Loss curve snapshot (selected steps):
```yaml
Step     Loss
50       9.2160
100      8.2987
500      3.6695
1000     2.6862
5000     1.7699
10000    1.6385
15000    1.5620
21000    1.5140
```
**Interpretation**:  
Rapid drop in loss during early steps indicates effective learning.  
Final loss ≈ 1.51 suggests the model has learned coherent structure and vocabulary use for TinyStories-style text.

---
## Inference Example
```python
from transformers import AutoTokenizer, AutoModelForCausalLM
import torch

repo_id = "vijaymohan/gpt2-tinystories-from-scratch-10m"
tokenizer = AutoTokenizer.from_pretrained(repo_id)
if tokenizer.pad_token is None:
    tokenizer.pad_token = tokenizer.eos_token

model = AutoModelForCausalLM.from_pretrained(repo_id, torch_dtype=torch.float16)
if torch.cuda.is_available():
    model.to("cuda")

prompt = "One day, a little girl named Lily found a needle in her"
inputs = tokenizer(prompt, return_tensors="pt").to(model.device)
with torch.inference_mode():
    outputs = model.generate(
        **inputs,
        max_new_tokens=100,
        do_sample=True,
        temperature=0.7,
        top_p=0.9,
        repetition_penalty=1.1,
        eos_token_id=tokenizer.eos_token_id,
        pad_token_id=tokenizer.pad_token_id
    )

print(tokenizer.decode(outputs[0], skip_special_tokens=True))
```

---
## Lessons & Recommendations for Newcomers
- **Start Small** — Begin with a small dataset and small model.
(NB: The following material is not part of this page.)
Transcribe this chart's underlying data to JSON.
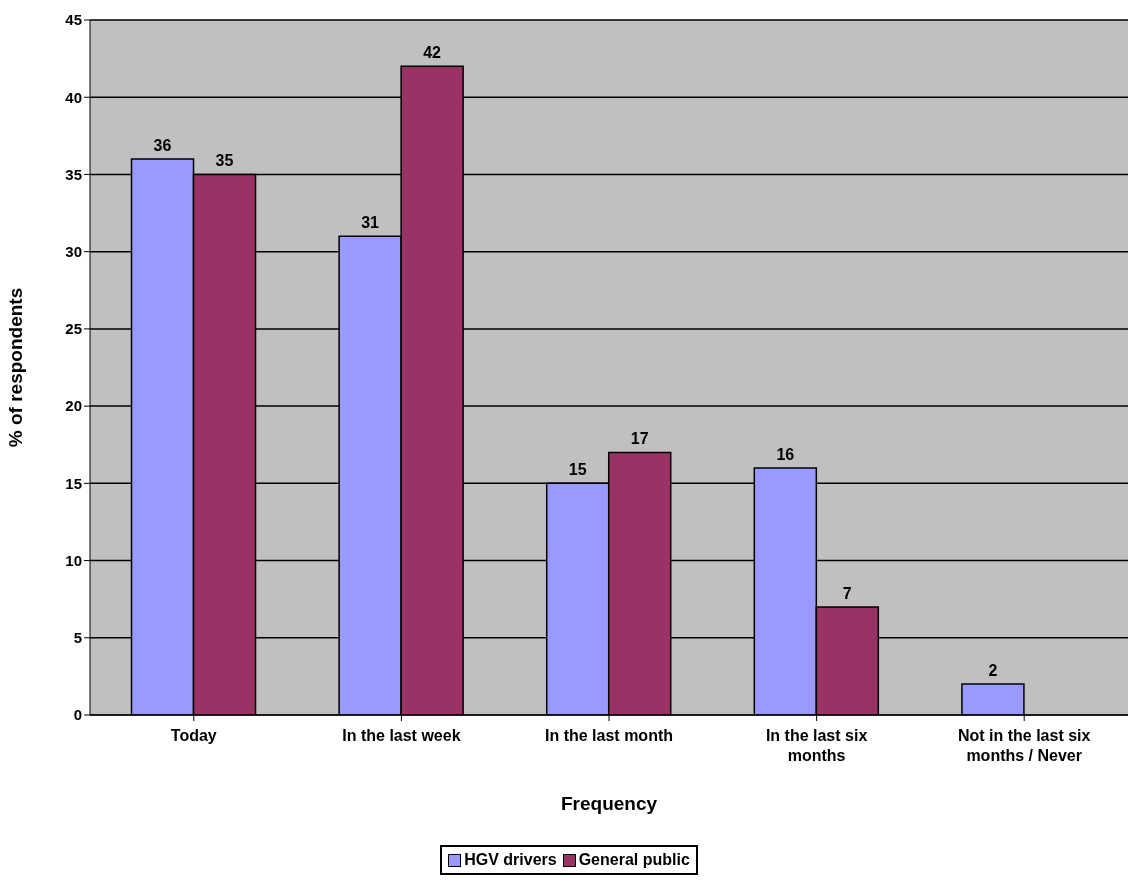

You’ll see results quickly without burning GPU time.
- **Mixed Precision (bf16/fp16)** — Saves VRAM and speeds up training.
- **Clean Data** — High-quality datasets like TinyStories make it easier to reach good results.
- **Checkpoints** — Save regularly (`save_steps`) in case Colab disconnects.
- **Colab Session Stability** — Keep your browser awake, use a stable internet connection.
- **Publishing Early** — Push checkpoints to Hugging Face to avoid accidental data loss.

---
## Limitations
- Short context length (512 tokens).
- Limited generalization beyond TinyStories style/content.
- Not suitable for factual QA or large-context reasoning.